Personal information
- Full name: Phillip Cannie
- Date of birth: 12 November 1977 (age 47)
- Place of birth: Greenock, Scotland
- Position(s): Striker

Team information
- Current team: Gourock Amateurs

Senior career*
- Years: Team / Apps / (Gls)
- 1998–2000: Port Glasgow
- 2000–2001: Clyde / 15 / (2)
- 2001–2002: Pollok
- 2002–2010: Greenock Morton / 57 / (7)
- 2001: Kilwinning Rangers
- Kirkintilloch Rob Roy
- Maryhill
- Neilston
- Johnstone Burgh
- Largs Thistle
- Sporting Larkfield (A)
- Gourock Amateurs

= Phil Cannie =

Scottish footballer

Phillip Cannie (born 12 November 1977 in Greenock), is a Scottish football striker who plays for Scottish amateur side Sporting Larkfield F.C.

Cannie began his career with Port Glasgow, and stepped up to the senior game with Clyde in the summer of 2000. He scored on his Clyde debut, in a 2-1 Scottish Challenge Cup defeat against Ross County.
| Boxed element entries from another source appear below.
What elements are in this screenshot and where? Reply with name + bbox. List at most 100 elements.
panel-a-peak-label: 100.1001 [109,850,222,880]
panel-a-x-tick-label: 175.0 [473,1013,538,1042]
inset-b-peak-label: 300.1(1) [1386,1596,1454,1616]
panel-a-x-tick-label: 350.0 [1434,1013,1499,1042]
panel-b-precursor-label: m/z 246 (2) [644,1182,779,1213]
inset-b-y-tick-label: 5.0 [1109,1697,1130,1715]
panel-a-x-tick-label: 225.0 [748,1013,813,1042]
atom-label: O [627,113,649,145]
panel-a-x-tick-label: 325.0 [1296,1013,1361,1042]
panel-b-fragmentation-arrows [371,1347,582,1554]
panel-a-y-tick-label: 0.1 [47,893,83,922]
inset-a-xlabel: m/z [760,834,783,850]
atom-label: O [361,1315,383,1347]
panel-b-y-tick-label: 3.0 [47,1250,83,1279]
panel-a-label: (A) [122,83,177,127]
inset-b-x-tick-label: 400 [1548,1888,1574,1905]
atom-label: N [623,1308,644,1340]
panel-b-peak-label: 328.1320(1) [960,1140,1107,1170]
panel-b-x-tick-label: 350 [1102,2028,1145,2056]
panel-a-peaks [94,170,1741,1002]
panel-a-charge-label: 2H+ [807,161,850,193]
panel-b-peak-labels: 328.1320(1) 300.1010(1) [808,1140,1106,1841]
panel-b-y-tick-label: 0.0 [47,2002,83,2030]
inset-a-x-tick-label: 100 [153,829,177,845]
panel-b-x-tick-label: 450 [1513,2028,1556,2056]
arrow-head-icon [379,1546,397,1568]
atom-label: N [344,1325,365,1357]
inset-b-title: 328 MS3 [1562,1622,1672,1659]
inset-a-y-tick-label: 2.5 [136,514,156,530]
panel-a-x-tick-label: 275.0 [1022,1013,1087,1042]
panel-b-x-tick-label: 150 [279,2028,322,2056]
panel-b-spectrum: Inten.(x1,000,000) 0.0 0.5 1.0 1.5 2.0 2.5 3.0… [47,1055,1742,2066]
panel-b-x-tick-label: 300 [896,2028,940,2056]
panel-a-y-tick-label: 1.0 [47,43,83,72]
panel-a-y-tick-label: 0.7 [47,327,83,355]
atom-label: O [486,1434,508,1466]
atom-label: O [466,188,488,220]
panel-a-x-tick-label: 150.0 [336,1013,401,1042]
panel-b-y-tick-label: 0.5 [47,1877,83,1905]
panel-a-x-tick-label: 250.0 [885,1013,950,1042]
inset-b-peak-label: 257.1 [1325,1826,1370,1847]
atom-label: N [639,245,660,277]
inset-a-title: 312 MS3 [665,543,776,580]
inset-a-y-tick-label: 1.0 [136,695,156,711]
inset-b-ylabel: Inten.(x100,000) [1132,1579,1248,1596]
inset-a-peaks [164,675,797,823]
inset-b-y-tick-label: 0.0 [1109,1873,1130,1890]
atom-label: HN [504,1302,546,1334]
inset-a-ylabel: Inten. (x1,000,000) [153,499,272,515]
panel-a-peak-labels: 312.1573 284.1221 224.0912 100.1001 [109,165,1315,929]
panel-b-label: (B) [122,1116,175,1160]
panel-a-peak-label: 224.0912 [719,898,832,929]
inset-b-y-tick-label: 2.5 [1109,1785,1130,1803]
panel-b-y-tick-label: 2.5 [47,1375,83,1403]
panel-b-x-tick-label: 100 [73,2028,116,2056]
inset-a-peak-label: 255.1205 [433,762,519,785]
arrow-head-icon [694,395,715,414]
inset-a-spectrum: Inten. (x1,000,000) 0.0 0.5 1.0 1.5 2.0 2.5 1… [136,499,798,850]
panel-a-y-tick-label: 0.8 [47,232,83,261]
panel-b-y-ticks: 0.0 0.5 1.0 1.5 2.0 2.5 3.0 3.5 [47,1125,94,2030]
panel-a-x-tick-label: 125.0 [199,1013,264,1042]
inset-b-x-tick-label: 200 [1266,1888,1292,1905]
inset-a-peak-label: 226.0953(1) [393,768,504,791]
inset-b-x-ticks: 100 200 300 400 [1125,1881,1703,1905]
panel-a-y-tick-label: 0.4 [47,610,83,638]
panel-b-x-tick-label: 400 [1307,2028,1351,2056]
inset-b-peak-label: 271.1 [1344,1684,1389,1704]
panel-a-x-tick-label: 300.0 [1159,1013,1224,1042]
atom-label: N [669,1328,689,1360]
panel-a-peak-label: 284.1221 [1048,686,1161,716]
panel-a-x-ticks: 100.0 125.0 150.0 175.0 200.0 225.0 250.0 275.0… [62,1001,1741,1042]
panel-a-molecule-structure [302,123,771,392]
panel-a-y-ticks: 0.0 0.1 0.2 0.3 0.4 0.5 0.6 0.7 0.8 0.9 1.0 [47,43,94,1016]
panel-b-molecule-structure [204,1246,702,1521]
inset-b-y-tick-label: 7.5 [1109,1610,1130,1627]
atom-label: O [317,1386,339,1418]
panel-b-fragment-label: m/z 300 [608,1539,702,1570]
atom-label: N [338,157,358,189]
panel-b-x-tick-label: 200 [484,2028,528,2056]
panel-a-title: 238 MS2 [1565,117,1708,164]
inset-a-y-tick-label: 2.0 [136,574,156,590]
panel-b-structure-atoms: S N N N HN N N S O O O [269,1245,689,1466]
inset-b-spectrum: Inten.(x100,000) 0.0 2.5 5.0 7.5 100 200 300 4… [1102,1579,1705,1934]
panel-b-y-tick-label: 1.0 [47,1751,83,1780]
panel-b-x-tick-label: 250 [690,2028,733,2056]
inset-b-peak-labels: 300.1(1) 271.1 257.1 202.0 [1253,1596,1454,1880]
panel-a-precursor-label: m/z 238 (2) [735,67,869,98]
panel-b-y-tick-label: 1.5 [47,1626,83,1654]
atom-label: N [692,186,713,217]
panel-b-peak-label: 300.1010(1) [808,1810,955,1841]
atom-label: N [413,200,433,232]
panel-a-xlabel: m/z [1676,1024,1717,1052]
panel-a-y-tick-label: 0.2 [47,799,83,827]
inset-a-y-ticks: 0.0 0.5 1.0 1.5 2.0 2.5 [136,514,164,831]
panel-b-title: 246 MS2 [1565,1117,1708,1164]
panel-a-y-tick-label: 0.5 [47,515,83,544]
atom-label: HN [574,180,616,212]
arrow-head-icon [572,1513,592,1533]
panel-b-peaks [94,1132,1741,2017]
He also scored on his league debut the following month against Airdrie, but he found first team chances limited at Broadwood Stadium, and left in March 2001, after scoring 3 goals in 16 appearances.

He went back to the juniors with Pollok, before joining his hometown team Greenock Morton. He stayed at Cappielow for just over two years, before returning to the junior leagues to play for Kilwinning Rangers, Kirkintilloch Rob Roy, Maryhill, Neilston, Johnstone Burgh and finally Largs Thistle. He now plays amateur football for Scottish amateur side Gourock Amateurs.